The other obvious threat involves an expansion of target material. Politicians use the fight against CSAM because nobody could object to tackling the problem. But once CSAM scanners are in place, the technology can easily be repurposed to seek out other material. In fact, there are multiple ways to do this. An authorized party can extend the search by demanding that the service provider, or the targeted-material provider creating the list of targeted content, or the provider training the machine-learning model, add new material. Unauthorized parties could do the same using illicit methods such as bribing or coercing staff, or breaking into the computers they use.
This threat is particularly troubling in countries that already use the internet to throttle political debate and to spy on opponents. Once CSS technology is built into operating systems and devices, it will be a simple task to modify the search list, which means repressive governments could quickly demand additional terms to be blocked or tracked. Software and hardware companies will have little option but to obey: if they don’t, there are a range of punitive measures readily available, including fines, bans, and even imprisonment of local employees. The only thing stopping this now is the absence of CSS capabilities in current models. Once it exists, it will almost certainly be abused.

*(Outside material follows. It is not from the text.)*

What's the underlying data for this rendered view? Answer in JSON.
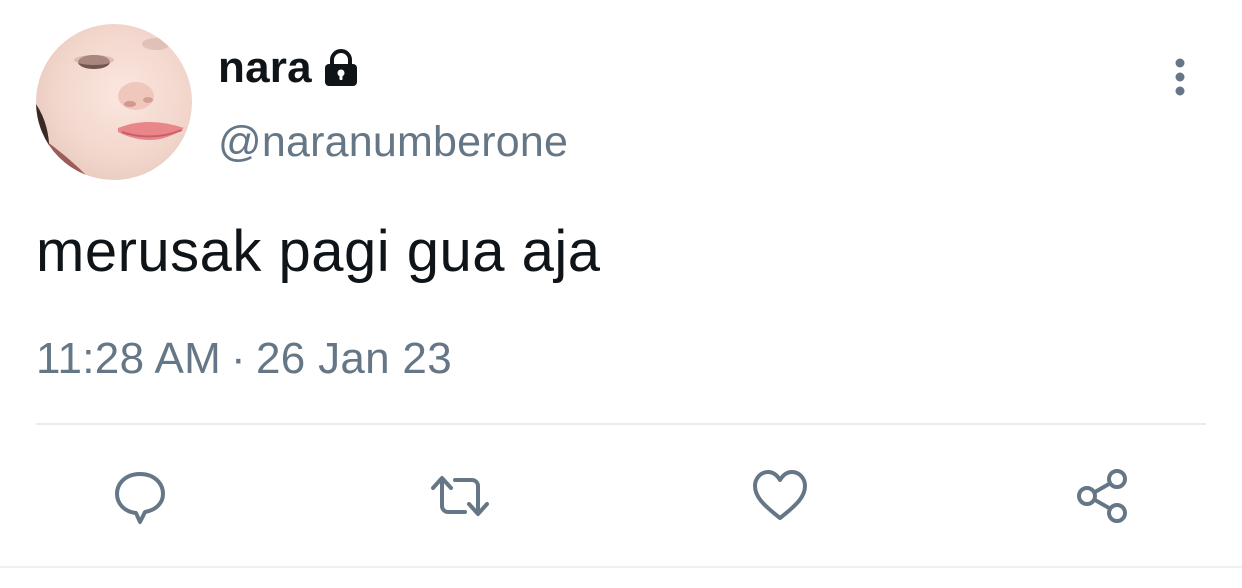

It is rather depressing that the debate about CSS has not moved on in the two years since the original preprint appeared. The basic facts about the technology and its weaknesses have not changed, while the importance of protecting digital privacy has increased, for reasons the paper’s authors explain:
“In a world where our personal information lies in bits carried on powerful communication and storage devices in our pockets, both technology and laws must be designed to protect our privacy and security, not intrude upon it. Robust protection requires technology and law to complement each other. CSS would gravely undermine this, making us all less safe and less secure.”
It is time for governments to understand this and move on to alternative approaches to tackling CSAM – ones that don’t involve breaking encryption or putting spies in our pockets.